Paris Squared and One Offended Dick
Well, there was no way I was going to let this story slip by. It seems our appropriately named Vice President is crying like a little bitch to Larry King that he's "offended" by Amnesty International's claims of the U.S. violating human rights and mistreating prisoners. Given our track record in this whole Iraq imbroglio, most glaringly our internationally condemned fuck-up at Abu Graib, I can't imagine why anyone would dare even suggest that U.S. soldiers would ever mistreat anyone in captivity.

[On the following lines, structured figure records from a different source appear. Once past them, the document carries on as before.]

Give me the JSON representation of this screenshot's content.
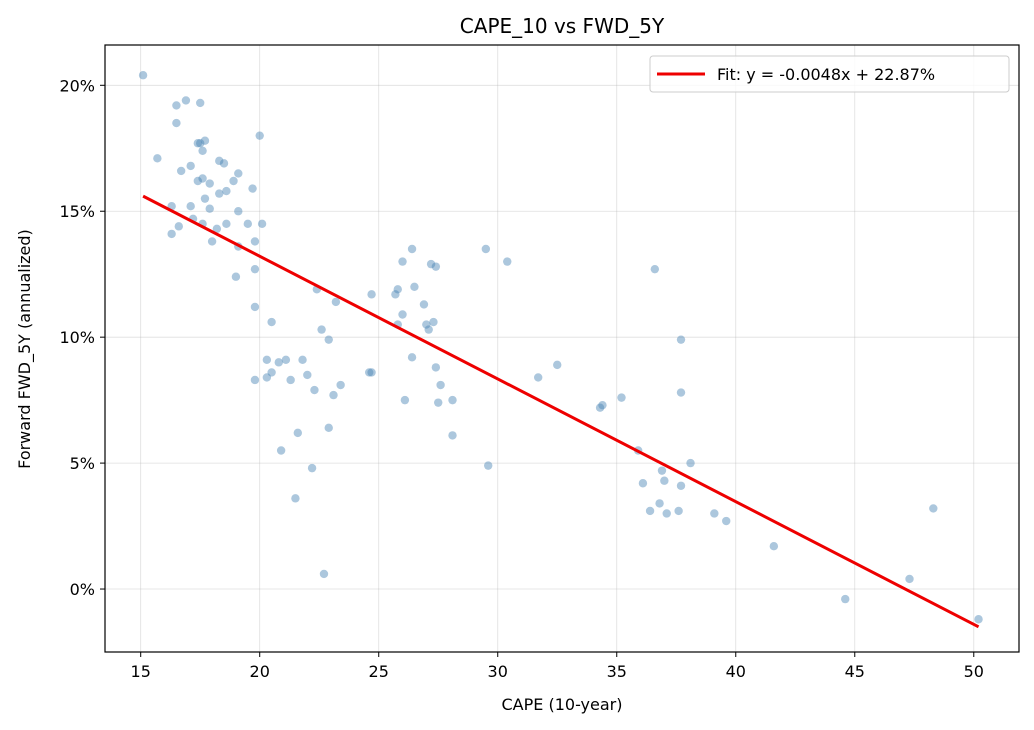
{
  "chart_data": {
    "type": "scatter",
    "title": "CAPE_10 vs FWD_5Y",
    "xlabel": "CAPE (10-year)",
    "ylabel": "Forward FWD_5Y (annualized)",
    "xlim": [
      13.5,
      51.9
    ],
    "ylim": [
      -2.5,
      21.6
    ],
    "x_ticks": [
      15,
      20,
      25,
      30,
      35,
      40,
      45,
      50
    ],
    "x_tick_labels": [
      "15",
      "20",
      "25",
      "30",
      "35",
      "40",
      "45",
      "50"
    ],
    "y_ticks": [
      0,
      5,
      10,
      15,
      20
    ],
    "y_tick_labels": [
      "0%",
      "5%",
      "10%",
      "15%",
      "20%"
    ],
    "grid": true,
    "legend_position": "top-right",
    "colors": {
      "points": "#4682b4",
      "fit_line": "#ee0000"
    },
    "series": [
      {
        "kind": "scatter",
        "points": [
          [
            15.1,
            20.4
          ],
          [
            15.7,
            17.1
          ],
          [
            16.3,
            15.2
          ],
          [
            16.3,
            14.1
          ],
          [
            16.5,
            19.2
          ],
          [
            16.5,
            18.5
          ],
          [
            16.6,
            14.4
          ],
          [
            16.7,
            16.6
          ],
          [
            16.9,
            19.4
          ],
          [
            17.1,
            16.8
          ],
          [
            17.1,
            15.2
          ],
          [
            17.2,
            14.7
          ],
          [
            17.4,
            17.7
          ],
          [
            17.4,
            16.2
          ],
          [
            17.5,
            17.7
          ],
          [
            17.5,
            19.3
          ],
          [
            17.6,
            17.4
          ],
          [
            17.6,
            16.3
          ],
          [
            17.6,
            14.5
          ],
          [
            17.7,
            15.5
          ],
          [
            17.7,
            17.8
          ],
          [
            17.9,
            16.1
          ],
          [
            17.9,
            15.1
          ],
          [
            18.0,
            13.8
          ],
          [
            18.2,
            14.3
          ],
          [
            18.3,
            17.0
          ],
          [
            18.3,
            15.7
          ],
          [
            18.5,
            16.9
          ],
          [
            18.6,
            15.8
          ],
          [
            18.6,
            14.5
          ],
          [
            18.9,
            16.2
          ],
          [
            19.0,
            12.4
          ],
          [
            19.1,
            16.5
          ],
          [
            19.1,
            15.0
          ],
          [
            19.1,
            13.6
          ],
          [
            19.5,
            14.5
          ],
          [
            19.7,
            15.9
          ],
          [
            19.8,
            13.8
          ],
          [
            19.8,
            12.7
          ],
          [
            19.8,
            11.2
          ],
          [
            19.8,
            8.3
          ],
          [
            20.0,
            18.0
          ],
          [
            20.1,
            14.5
          ],
          [
            20.3,
            9.1
          ],
          [
            20.3,
            8.4
          ],
          [
            20.5,
            8.6
          ],
          [
            20.5,
            10.6
          ],
          [
            20.8,
            9.0
          ],
          [
            20.9,
            5.5
          ],
          [
            21.1,
            9.1
          ],
          [
            21.3,
            8.3
          ],
          [
            21.5,
            3.6
          ],
          [
            21.6,
            6.2
          ],
          [
            21.8,
            9.1
          ],
          [
            22.0,
            8.5
          ],
          [
            22.2,
            4.8
          ],
          [
            22.3,
            7.9
          ],
          [
            22.4,
            11.9
          ],
          [
            22.6,
            10.3
          ],
          [
            22.7,
            0.6
          ],
          [
            22.9,
            6.4
          ],
          [
            22.9,
            9.9
          ],
          [
            23.1,
            7.7
          ],
          [
            23.2,
            11.4
          ],
          [
            23.4,
            8.1
          ],
          [
            24.6,
            8.6
          ],
          [
            24.7,
            8.6
          ],
          [
            24.7,
            11.7
          ],
          [
            25.7,
            11.7
          ],
          [
            25.8,
            11.9
          ],
          [
            25.8,
            10.5
          ],
          [
            26.0,
            10.9
          ],
          [
            26.0,
            13.0
          ],
          [
            26.1,
            7.5
          ],
          [
            26.4,
            9.2
          ],
          [
            26.4,
            13.5
          ],
          [
            26.5,
            12.0
          ],
          [
            26.9,
            11.3
          ],
          [
            27.0,
            10.5
          ],
          [
            27.1,
            10.3
          ],
          [
            27.2,
            12.9
          ],
          [
            27.3,
            10.6
          ],
          [
            27.4,
            12.8
          ],
          [
            27.4,
            8.8
          ],
          [
            27.5,
            7.4
          ],
          [
            27.6,
            8.1
          ],
          [
            28.1,
            7.5
          ],
          [
            28.1,
            6.1
          ],
          [
            29.5,
            13.5
          ],
          [
            29.6,
            4.9
          ],
          [
            30.4,
            13.0
          ],
          [
            31.7,
            8.4
          ],
          [
            32.5,
            8.9
          ],
          [
            34.3,
            7.2
          ],
          [
            34.4,
            7.3
          ],
          [
            35.2,
            7.6
          ],
          [
            35.9,
            5.5
          ],
          [
            36.1,
            4.2
          ],
          [
            36.4,
            3.1
          ],
          [
            36.6,
            12.7
          ],
          [
            36.8,
            3.4
          ],
          [
            36.9,
            4.7
          ],
          [
            37.0,
            4.3
          ],
          [
            37.1,
            3.0
          ],
          [
            37.6,
            3.1
          ],
          [
            37.7,
            9.9
          ],
          [
            37.7,
            7.8
          ],
          [
            37.7,
            4.1
          ],
          [
            38.1,
            5.0
          ],
          [
            39.1,
            3.0
          ],
          [
            39.6,
            2.7
          ],
          [
            41.6,
            1.7
          ],
          [
            44.6,
            -0.4
          ],
          [
            47.3,
            0.4
          ],
          [
            48.3,
            3.2
          ],
          [
            50.2,
            -1.2
          ]
        ]
      },
      {
        "kind": "line",
        "name": "Fit: y = -0.0048x + 22.87%",
        "points": [
          [
            15.1,
            15.6
          ],
          [
            50.2,
            -1.5
          ]
        ]
      }
    ]
  }
}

"For Amnesty International to suggest that somehow the United States is a violator of human rights, I frankly just don't take them seriously," Cheney said. Did he suffer a head injury or something? Now, I don't think that the U.S. as a whole makes a habit of running roughshod over people's rights (not, at least, until this adminstration slithered into power), but Cheney cannot seriously dismiss the notion that our credibility for being a well-behaved military presence is very strained at present, if not altogether absent.

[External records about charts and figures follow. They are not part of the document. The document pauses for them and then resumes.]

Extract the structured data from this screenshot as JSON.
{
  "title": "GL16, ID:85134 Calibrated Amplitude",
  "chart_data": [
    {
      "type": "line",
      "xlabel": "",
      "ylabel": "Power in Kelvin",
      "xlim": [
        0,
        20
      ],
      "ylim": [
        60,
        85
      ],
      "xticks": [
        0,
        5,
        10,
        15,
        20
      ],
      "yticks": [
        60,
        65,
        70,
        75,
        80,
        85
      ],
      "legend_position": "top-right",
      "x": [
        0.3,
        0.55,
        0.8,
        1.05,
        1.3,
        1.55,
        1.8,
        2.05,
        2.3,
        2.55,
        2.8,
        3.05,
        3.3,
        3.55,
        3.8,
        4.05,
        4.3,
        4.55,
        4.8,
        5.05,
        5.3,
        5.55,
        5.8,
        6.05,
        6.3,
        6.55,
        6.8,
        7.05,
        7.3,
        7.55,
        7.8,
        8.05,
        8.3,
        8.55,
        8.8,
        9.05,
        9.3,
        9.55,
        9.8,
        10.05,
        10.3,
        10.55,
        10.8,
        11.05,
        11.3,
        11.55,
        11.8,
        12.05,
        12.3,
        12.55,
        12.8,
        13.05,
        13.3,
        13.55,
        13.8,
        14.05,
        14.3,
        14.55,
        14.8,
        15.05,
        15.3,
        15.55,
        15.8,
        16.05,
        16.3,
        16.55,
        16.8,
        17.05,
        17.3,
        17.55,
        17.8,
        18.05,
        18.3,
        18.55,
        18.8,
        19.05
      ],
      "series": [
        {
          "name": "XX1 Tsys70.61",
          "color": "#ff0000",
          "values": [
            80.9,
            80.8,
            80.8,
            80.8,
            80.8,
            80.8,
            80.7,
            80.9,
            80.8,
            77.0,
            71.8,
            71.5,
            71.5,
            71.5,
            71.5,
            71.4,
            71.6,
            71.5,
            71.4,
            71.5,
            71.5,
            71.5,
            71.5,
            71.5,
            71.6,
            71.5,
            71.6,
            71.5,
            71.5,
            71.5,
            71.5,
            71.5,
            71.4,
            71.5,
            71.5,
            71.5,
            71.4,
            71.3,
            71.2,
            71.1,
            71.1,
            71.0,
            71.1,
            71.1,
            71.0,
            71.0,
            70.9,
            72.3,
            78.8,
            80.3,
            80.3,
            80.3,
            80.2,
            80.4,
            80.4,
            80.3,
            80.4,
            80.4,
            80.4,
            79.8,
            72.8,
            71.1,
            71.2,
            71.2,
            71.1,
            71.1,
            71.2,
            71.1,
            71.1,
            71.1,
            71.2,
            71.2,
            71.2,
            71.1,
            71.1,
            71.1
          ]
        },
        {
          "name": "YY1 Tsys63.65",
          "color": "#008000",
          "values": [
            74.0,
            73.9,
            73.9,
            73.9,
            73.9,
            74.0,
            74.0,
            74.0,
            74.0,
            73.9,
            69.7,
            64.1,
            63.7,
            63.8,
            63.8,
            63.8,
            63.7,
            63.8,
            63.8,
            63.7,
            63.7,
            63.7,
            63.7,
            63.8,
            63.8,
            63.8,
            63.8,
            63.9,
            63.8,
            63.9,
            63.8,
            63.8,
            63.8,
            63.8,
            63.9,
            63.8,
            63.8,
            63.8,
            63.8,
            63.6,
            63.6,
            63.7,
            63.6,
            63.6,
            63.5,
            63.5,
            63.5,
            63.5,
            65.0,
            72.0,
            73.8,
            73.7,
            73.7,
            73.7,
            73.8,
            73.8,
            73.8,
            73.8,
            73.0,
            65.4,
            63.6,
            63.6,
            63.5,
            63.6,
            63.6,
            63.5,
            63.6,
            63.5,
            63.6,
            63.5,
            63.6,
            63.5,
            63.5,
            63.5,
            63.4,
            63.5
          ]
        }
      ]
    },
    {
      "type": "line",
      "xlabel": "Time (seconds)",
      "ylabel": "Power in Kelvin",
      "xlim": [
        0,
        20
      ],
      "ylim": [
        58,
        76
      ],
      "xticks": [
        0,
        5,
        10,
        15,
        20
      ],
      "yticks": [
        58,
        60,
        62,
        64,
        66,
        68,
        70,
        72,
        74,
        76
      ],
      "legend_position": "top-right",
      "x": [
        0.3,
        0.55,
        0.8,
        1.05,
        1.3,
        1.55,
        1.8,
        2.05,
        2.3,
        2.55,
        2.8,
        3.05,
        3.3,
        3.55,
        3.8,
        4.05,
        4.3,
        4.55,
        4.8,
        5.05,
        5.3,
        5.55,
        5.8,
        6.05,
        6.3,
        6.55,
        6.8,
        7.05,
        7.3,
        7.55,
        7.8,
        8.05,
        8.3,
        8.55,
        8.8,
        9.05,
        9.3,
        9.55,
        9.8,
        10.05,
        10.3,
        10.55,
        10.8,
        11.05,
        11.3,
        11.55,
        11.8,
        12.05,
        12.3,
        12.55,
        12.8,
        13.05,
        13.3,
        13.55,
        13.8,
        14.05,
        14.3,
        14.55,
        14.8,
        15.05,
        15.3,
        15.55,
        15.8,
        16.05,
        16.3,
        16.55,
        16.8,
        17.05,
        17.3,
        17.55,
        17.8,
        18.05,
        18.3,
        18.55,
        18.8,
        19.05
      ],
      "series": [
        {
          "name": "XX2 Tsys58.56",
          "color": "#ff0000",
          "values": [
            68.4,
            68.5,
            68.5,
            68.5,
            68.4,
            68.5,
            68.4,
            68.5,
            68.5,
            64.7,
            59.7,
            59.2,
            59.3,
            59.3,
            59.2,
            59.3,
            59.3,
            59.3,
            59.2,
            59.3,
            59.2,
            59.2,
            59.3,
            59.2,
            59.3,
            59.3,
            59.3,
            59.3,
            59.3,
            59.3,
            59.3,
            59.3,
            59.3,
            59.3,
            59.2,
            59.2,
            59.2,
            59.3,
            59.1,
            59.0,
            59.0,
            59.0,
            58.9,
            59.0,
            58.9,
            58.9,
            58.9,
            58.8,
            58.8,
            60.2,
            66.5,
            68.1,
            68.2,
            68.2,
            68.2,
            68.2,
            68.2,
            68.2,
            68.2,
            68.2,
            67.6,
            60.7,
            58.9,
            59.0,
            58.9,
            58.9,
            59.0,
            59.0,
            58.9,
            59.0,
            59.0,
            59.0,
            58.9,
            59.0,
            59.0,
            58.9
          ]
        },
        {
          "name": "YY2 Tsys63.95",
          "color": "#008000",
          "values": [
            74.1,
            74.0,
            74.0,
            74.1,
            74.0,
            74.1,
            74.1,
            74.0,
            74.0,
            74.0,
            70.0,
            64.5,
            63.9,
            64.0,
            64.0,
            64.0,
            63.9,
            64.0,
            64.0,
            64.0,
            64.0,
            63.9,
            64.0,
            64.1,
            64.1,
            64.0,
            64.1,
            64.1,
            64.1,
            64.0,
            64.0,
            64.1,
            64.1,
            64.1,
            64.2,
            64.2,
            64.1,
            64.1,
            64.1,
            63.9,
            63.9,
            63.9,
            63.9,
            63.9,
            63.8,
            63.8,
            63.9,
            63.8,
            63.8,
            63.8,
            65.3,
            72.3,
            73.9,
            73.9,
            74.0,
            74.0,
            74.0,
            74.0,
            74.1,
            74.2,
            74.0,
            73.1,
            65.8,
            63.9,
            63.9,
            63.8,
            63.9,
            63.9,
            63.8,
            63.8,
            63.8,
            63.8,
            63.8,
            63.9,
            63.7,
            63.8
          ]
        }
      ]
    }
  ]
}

I will say this about Dick Cheney, though. Every single time I've seen him in an interview, he utterly seems to be the walking personification of his first name. He just comes across as an arrogant, nasty little man.

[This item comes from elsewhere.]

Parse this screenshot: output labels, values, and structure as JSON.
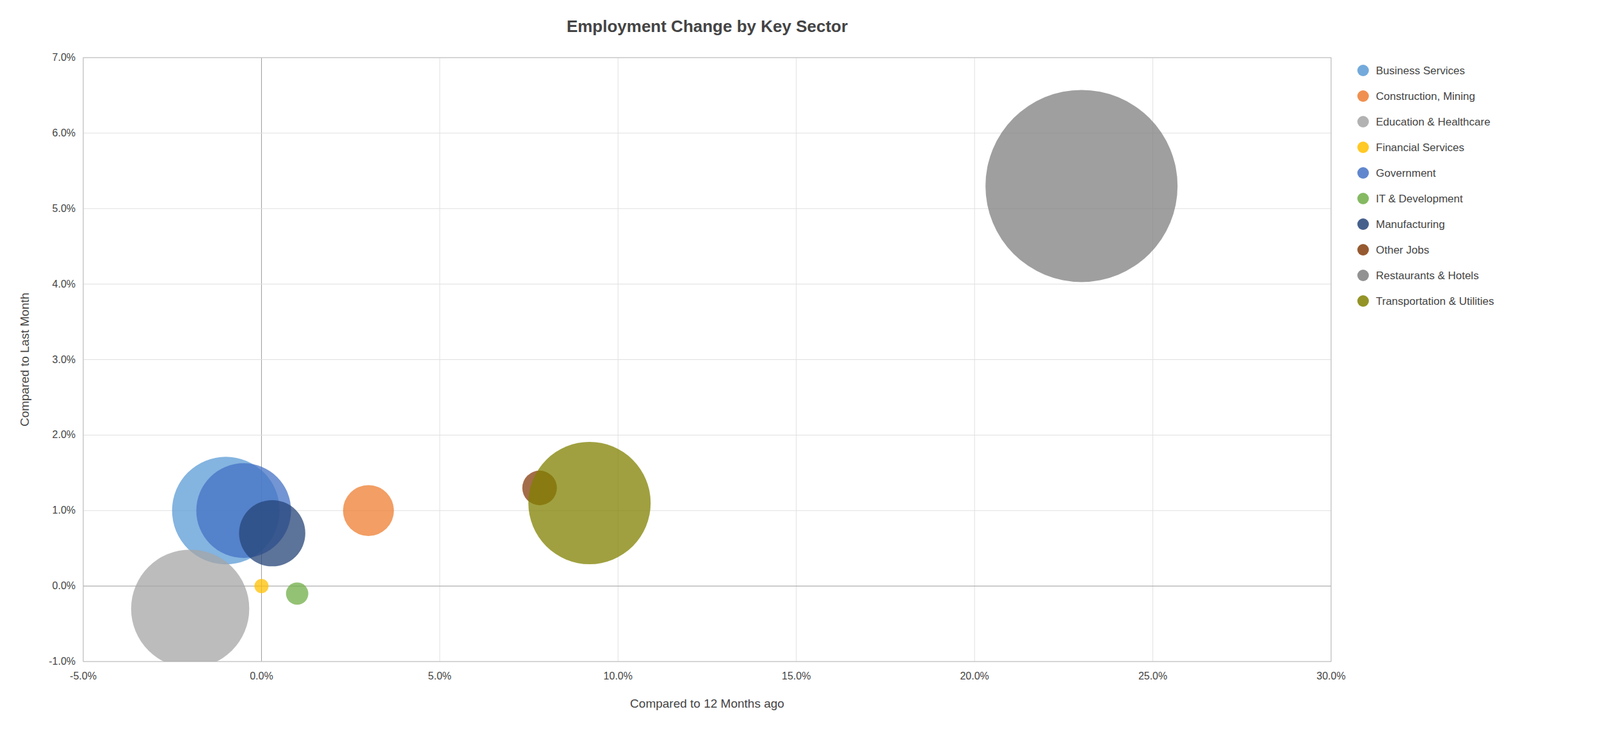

Apart from crying like a 4-year-old with a skinned knee, Cheney went on to predict that the Iraq war would almost certainly be over by 2009. Nice to know we can get it all wrapped up within a tidy 6 or 7 years, isn't it? And if not, well, surely we can elect Jeb Bush to go in there and continue the saga, right?
In another story that's truly just as laughable to me as ol' Dick being mortally offended and whatnot, Paris Hilton is apparently engaged. Let's put that smack on the cover of Who Cares Monthly magazine, shall we? I can see this being buried in the Entertainment section of most news outlets... really, I can. But for this to be a lead story on CNN? What has our country come to? And the guy she shanghied into proposing to her is... get this... also named Paris. A guy named Paris. Marrying a bimbo named Paris. If they go to the city of Paris, I'm sure the press will have a field day with those headlines.
And, as a little bonus addendum, on like Day 26 of the TomKat media circus, I was standing in line at the grocery store this weekend to buy a box of Lucky Charms (I had a craving, what can I say?) and there were their grinning faces staring at me from the covers of at least three magazines. I nearly groaned out loud. While I can sort of grudgingly admit that Tom Cruise is a nice-looking man, press his face up that close to Katie Holmes, who at 26 looks every bit like she's barely 21, and he just looks like her father. And Tom, who is showing more and more signs everyday of going full-fledged batshit crazy like Mel Gibson before him, is starting to babble about marriage. Marriage. To this little girl that he's been dating for less than two months. I'm sure once their respective summer blockbusters are in and out of the theater, though, this whirlwind romance will fade into obscurity.
Also, I saw the teaser trailer for the next Harry Potter film, Goblet of Fire, and I must say, it looks quite intense and good.